La moraline (Nietzsche) est la bonne à tout faire des va-t’en-guerre, prompts à proclamer ex abrupto le Bien et le Mal et à débusquer l’ennemi chez ceux qui ne partagent pas leurs impériales vues. La « morale » (voire la religion, c’est-à-dire, sous toutes les latitudes, ceux qui parlent en son nom) adossée à la force militaire, la préparant, la justifiant, permet de s’exempter du droit et de la justice. Sous le fallacieux prétexte de « libérer la femme afghane », on la tue dans des dommages dits « collatéraux ». La morale est une chose trop sérieuse pour être laissée aux moralisateurs, surtout quand ils déraisonnent, fabulent, s’admirent et vitupèrent. « La vraie morale se moque de la morale », nous enseigne Pascal. La vraie morale vaut surtout mieux que beaucoup de ses porte-parole vaguement patentés.

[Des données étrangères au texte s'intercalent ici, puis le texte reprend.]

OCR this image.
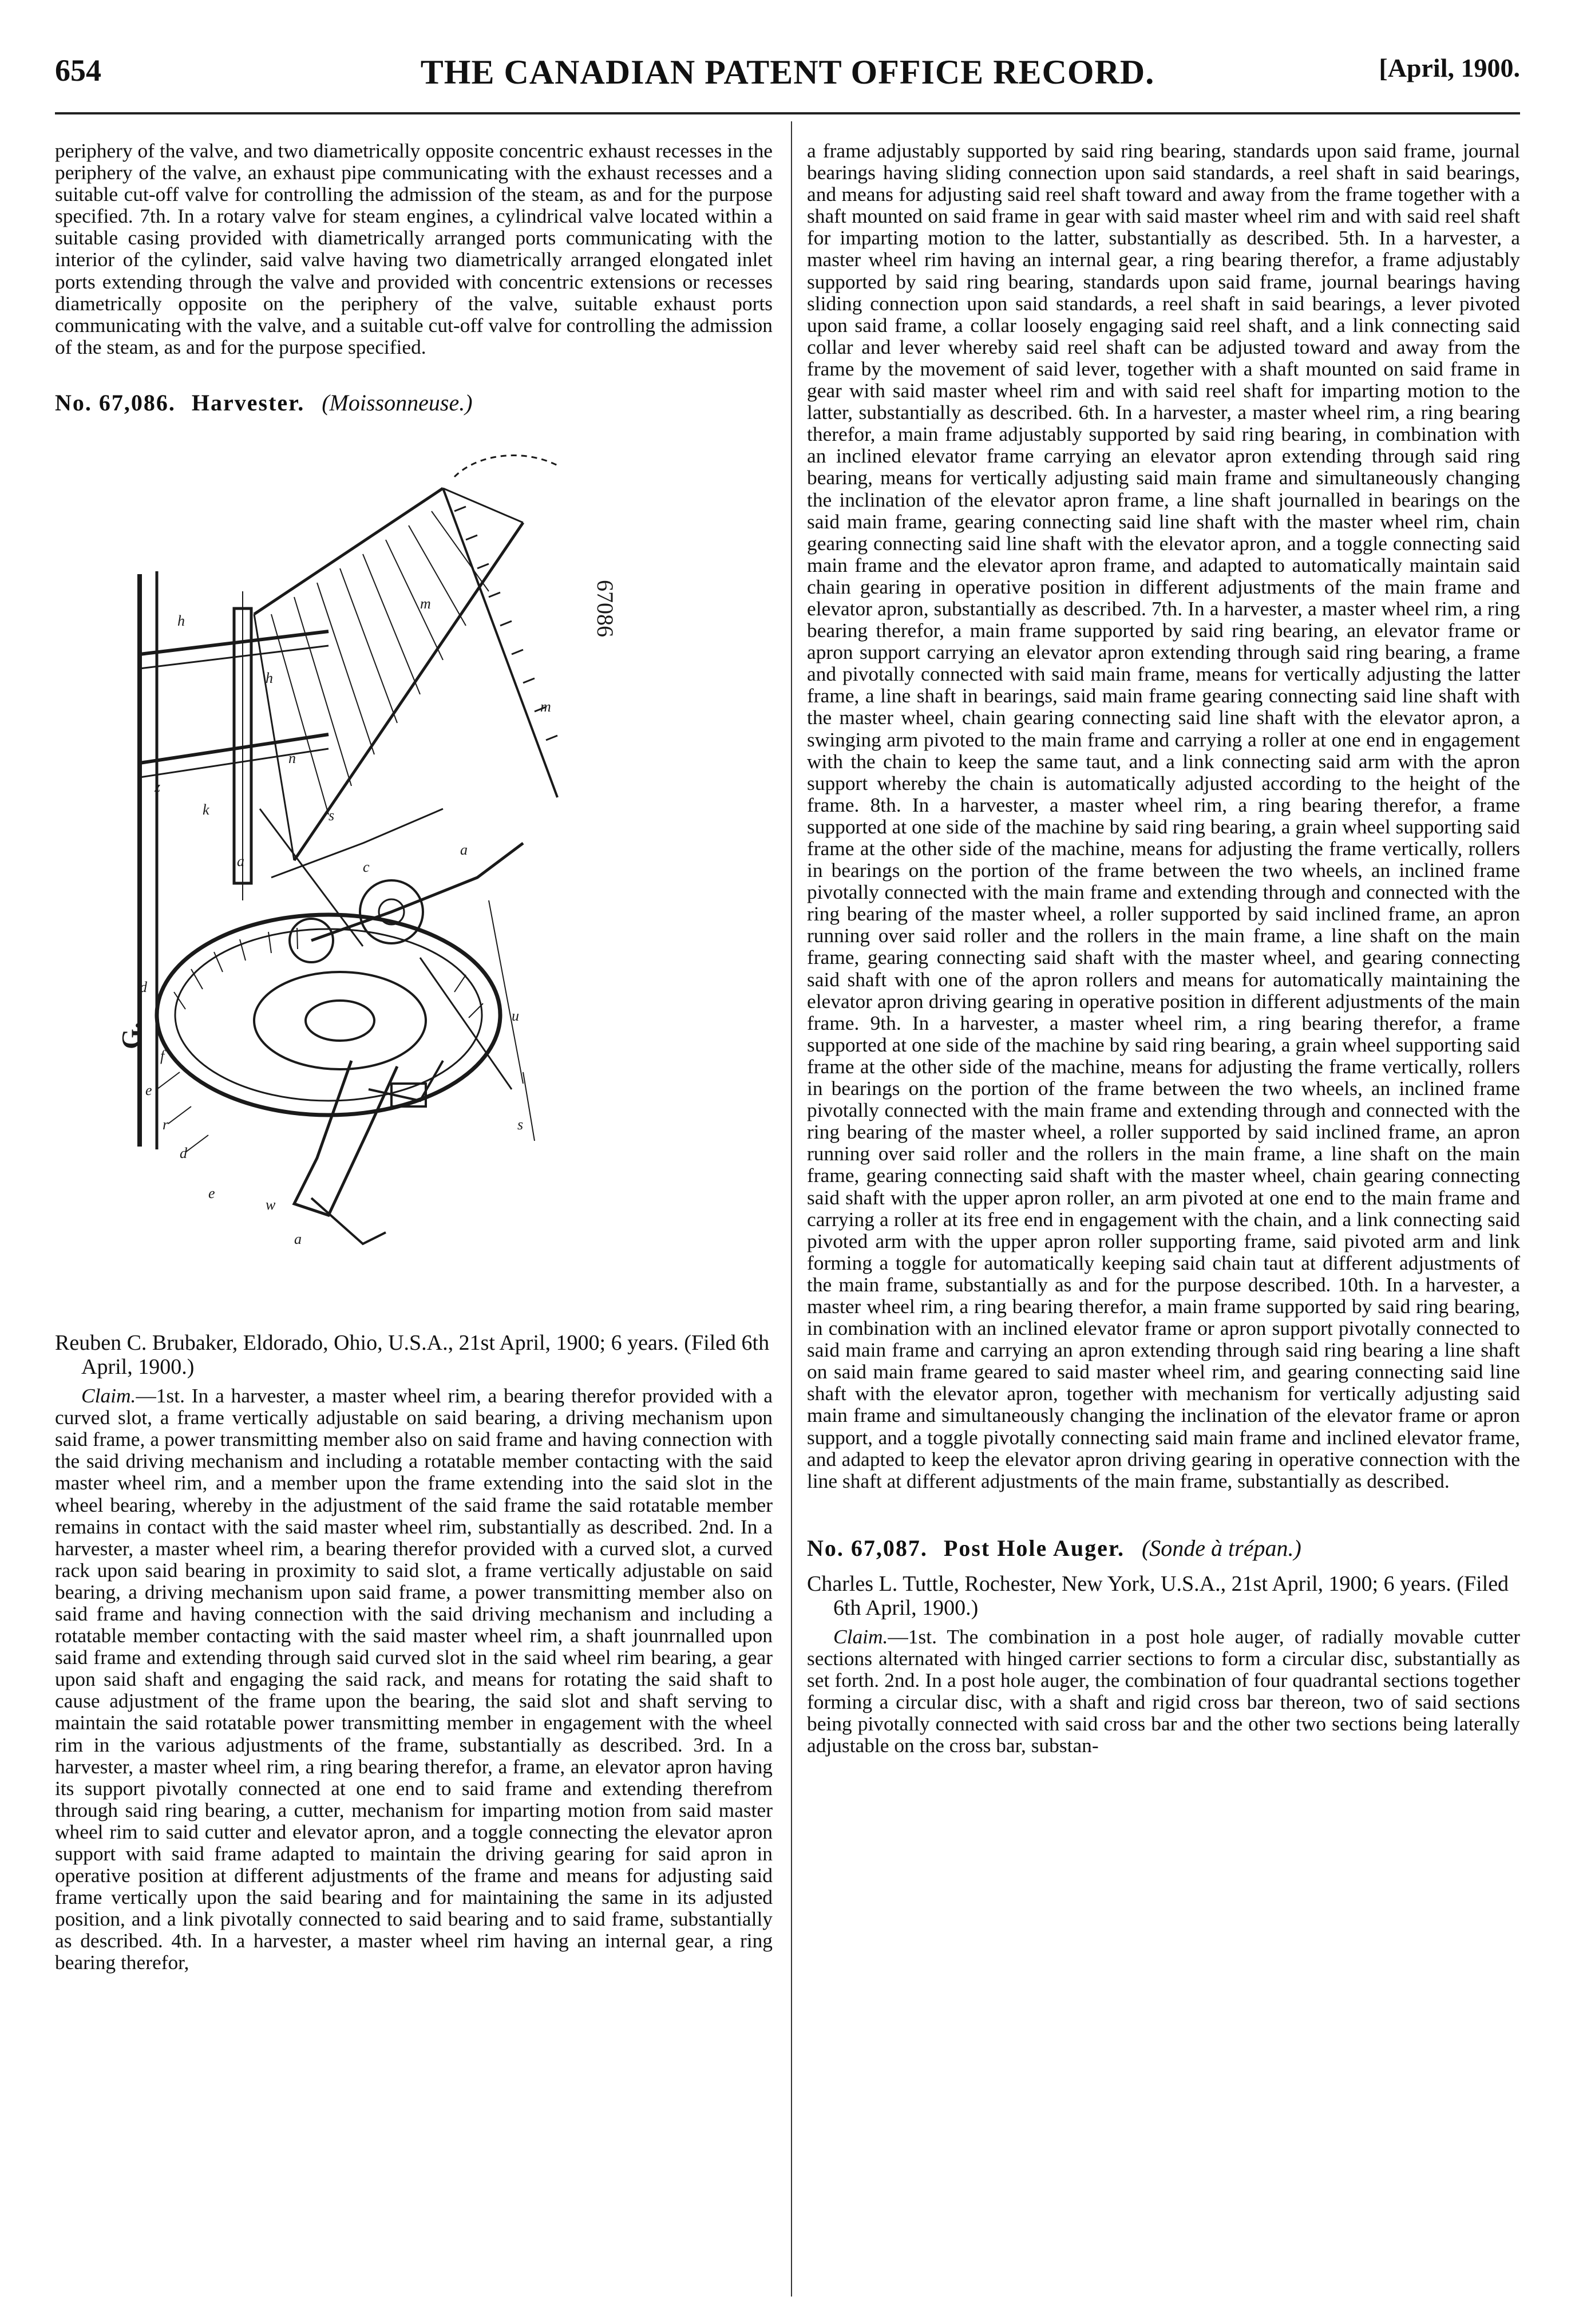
654	THE CANADIAN PATENT OFFICE RECORD.	[April, 1900.

periphery of the valve, and two diametrically opposite concentric exhaust recesses in the periphery of the valve, an exhaust pipe communicating with the exhaust recesses and a suitable cut-off valve for controlling the admission of the steam, as and for the purpose specified. 7th. In a rotary valve for steam engines, a cylindrical valve located within a suitable casing provided with diametrically arranged ports communicating with the interior of the cylinder, said valve having two diametrically arranged elongated inlet ports extending through the valve and provided with concentric extensions or recesses diametrically opposite on the periphery of the valve, suitable exhaust ports communicating with the valve, and a suitable cut-off valve for controlling the admission of the steam, as and for the purpose specified.

No. 67,086. Harvester. (Moissonneuse.)
h
z
k
h
n
s
a	c
a
d
f
e
r
d
e
w
a
u
s
m
m
G.
67086

Reuben C. Brubaker, Eldorado, Ohio, U.S.A., 21st April, 1900; 6 years. (Filed 6th April, 1900.)

Claim.—1st. In a harvester, a master wheel rim, a bearing therefor provided with a curved slot, a frame vertically adjustable on said bearing, a driving mechanism upon said frame, a power transmitting member also on said frame and having connection with the said driving mechanism and including a rotatable member contacting with the said master wheel rim, and a member upon the frame extending into the said slot in the wheel bearing, whereby in the adjustment of the said frame the said rotatable member remains in contact with the said master wheel rim, substantially as described. 2nd. In a harvester, a master wheel rim, a bearing therefor provided with a curved slot, a curved rack upon said bearing in proximity to said slot, a frame vertically adjustable on said bearing, a driving mechanism upon said frame, a power transmitting member also on said frame and having connection with the said driving mechanism and including a rotatable member contacting with the said master wheel rim, a shaft jounrnalled upon said frame and extending through said curved slot in the said wheel rim bearing, a gear upon said shaft and engaging the said rack, and means for rotating the said shaft to cause adjustment of the frame upon the bearing, the said slot and shaft serving to maintain the said rotatable power transmitting member in engagement with the wheel rim in the various adjustments of the frame, substantially as described. 3rd. In a harvester, a master wheel rim, a ring bearing therefor, a frame, an elevator apron having its support pivotally connected at one end to said frame and extending therefrom through said ring bearing, a cutter, mechanism for imparting motion from said master wheel rim to said cutter and elevator apron, and a toggle connecting the elevator apron support with said frame adapted to maintain the driving gearing for said apron in operative position at different adjustments of the frame and means for adjusting said frame vertically upon the said bearing and for maintaining the same in its adjusted position, and a link pivotally connected to said bearing and to said frame, substantially as described. 4th. In a harvester, a master wheel rim having an internal gear, a ring bearing therefor,

a frame adjustably supported by said ring bearing, standards upon said frame, journal bearings having sliding connection upon said standards, a reel shaft in said bearings, and means for adjusting said reel shaft toward and away from the frame together with a shaft mounted on said frame in gear with said master wheel rim and with said reel shaft for imparting motion to the latter, substantially as described. 5th. In a harvester, a master wheel rim having an internal gear, a ring bearing therefor, a frame adjustably supported by said ring bearing, standards upon said frame, journal bearings having sliding connection upon said standards, a reel shaft in said bearings, a lever pivoted upon said frame, a collar loosely engaging said reel shaft, and a link connecting said collar and lever whereby said reel shaft can be adjusted toward and away from the frame by the movement of said lever, together with a shaft mounted on said frame in gear with said master wheel rim and with said reel shaft for imparting motion to the latter, substantially as described. 6th. In a harvester, a master wheel rim, a ring bearing therefor, a main frame adjustably supported by said ring bearing, in combination with an inclined elevator frame carrying an elevator apron extending through said ring bearing, means for vertically adjusting said main frame and simultaneously changing the inclination of the elevator apron frame, a line shaft journalled in bearings on the said main frame, gearing connecting said line shaft with the master wheel rim, chain gearing connecting said line shaft with the elevator apron, and a toggle connecting said main frame and the elevator apron frame, and adapted to automatically maintain said chain gearing in operative position in different adjustments of the main frame and elevator apron, substantially as described. 7th. In a harvester, a master wheel rim, a ring bearing therefor, a main frame supported by said ring bearing, an elevator frame or apron support carrying an elevator apron extending through said ring bearing, a frame and pivotally connected with said main frame, means for vertically adjusting the latter frame, a line shaft in bearings, said main frame gearing connecting said line shaft with the master wheel, chain gearing connecting said line shaft with the elevator apron, a swinging arm pivoted to the main frame and carrying a roller at one end in engagement with the chain to keep the same taut, and a link connecting said arm with the apron support whereby the chain is automatically adjusted according to the height of the frame. 8th. In a harvester, a master wheel rim, a ring bearing therefor, a frame supported at one side of the machine by said ring bearing, a grain wheel supporting said frame at the other side of the machine, means for adjusting the frame vertically, rollers in bearings on the portion of the frame between the two wheels, an inclined frame pivotally connected with the main frame and extending through and connected with the ring bearing of the master wheel, a roller supported by said inclined frame, an apron running over said roller and the rollers in the main frame, a line shaft on the main frame, gearing connecting said shaft with the master wheel, and gearing connecting said shaft with one of the apron rollers and means for automatically maintaining the elevator apron driving gearing in operative position in different adjustments of the main frame. 9th. In a harvester, a master wheel rim, a ring bearing therefor, a frame supported at one side of the machine by said ring bearing, a grain wheel supporting said frame at the other side of the machine, means for adjusting the frame vertically, rollers in bearings on the portion of the frame between the two wheels, an inclined frame pivotally connected with the main frame and extending through and connected with the ring bearing of the master wheel, a roller supported by said inclined frame, an apron running over said roller and the rollers in the main frame, a line shaft on the main frame, gearing connecting said shaft with the master wheel, chain gearing connecting said shaft with the upper apron roller, an arm pivoted at one end to the main frame and carrying a roller at its free end in engagement with the chain, and a link connecting said pivoted arm with the upper apron roller supporting frame, said pivoted arm and link forming a toggle for automatically keeping said chain taut at different adjustments of the main frame, substantially as and for the purpose described. 10th. In a harvester, a master wheel rim, a ring bearing therefor, a main frame supported by said ring bearing, in combination with an inclined elevator frame or apron support pivotally connected to said main frame and carrying an apron extending through said ring bearing a line shaft on said main frame geared to said master wheel rim, and gearing connecting said line shaft with the elevator apron, together with mechanism for vertically adjusting said main frame and simultaneously changing the inclination of the elevator frame or apron support, and a toggle pivotally connecting said main frame and inclined elevator frame, and adapted to keep the elevator apron driving gearing in operative connection with the line shaft at different adjustments of the main frame, substantially as described.

No. 67,087. Post Hole Auger. (Sonde à trépan.)

Charles L. Tuttle, Rochester, New York, U.S.A., 21st April, 1900; 6 years. (Filed 6th April, 1900.)

Claim.—1st. The combination in a post hole auger, of radially movable cutter sections alternated with hinged carrier sections to form a circular disc, substantially as set forth. 2nd. In a post hole auger, the combination of four quadrantal sections together forming a circular disc, with a shaft and rigid cross bar thereon, two of said sections being pivotally connected with said cross bar and the other two sections being laterally adjustable on the cross bar, substan-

Trente cinq ans après, le brouet des nouveaux philosophes reste aussi imbuvable que leur terrorisme intellectuel et leur rhétorique de sophistes.
Gabriel Galice – 7 mars 2010
1 On peut ajouter ces autres essayistes étasuniens « anti-américains » (Un-American) que sont, parmi d’autres, Noam Chomsky, Chalmers Johnson, ou Howard Zinn.
2 Je recommande notamment Impérialisme humanitaire, de Jean Bricmont, Editions Aden et Les armées secrètes de l’OTAN de Daniele Ganser, Demi Lune.
3 Denis Collin, Morale et justice sociale, Seuil, p.40
Merci de cette réponse attendue. Une mise au point conceptuelle salutaire.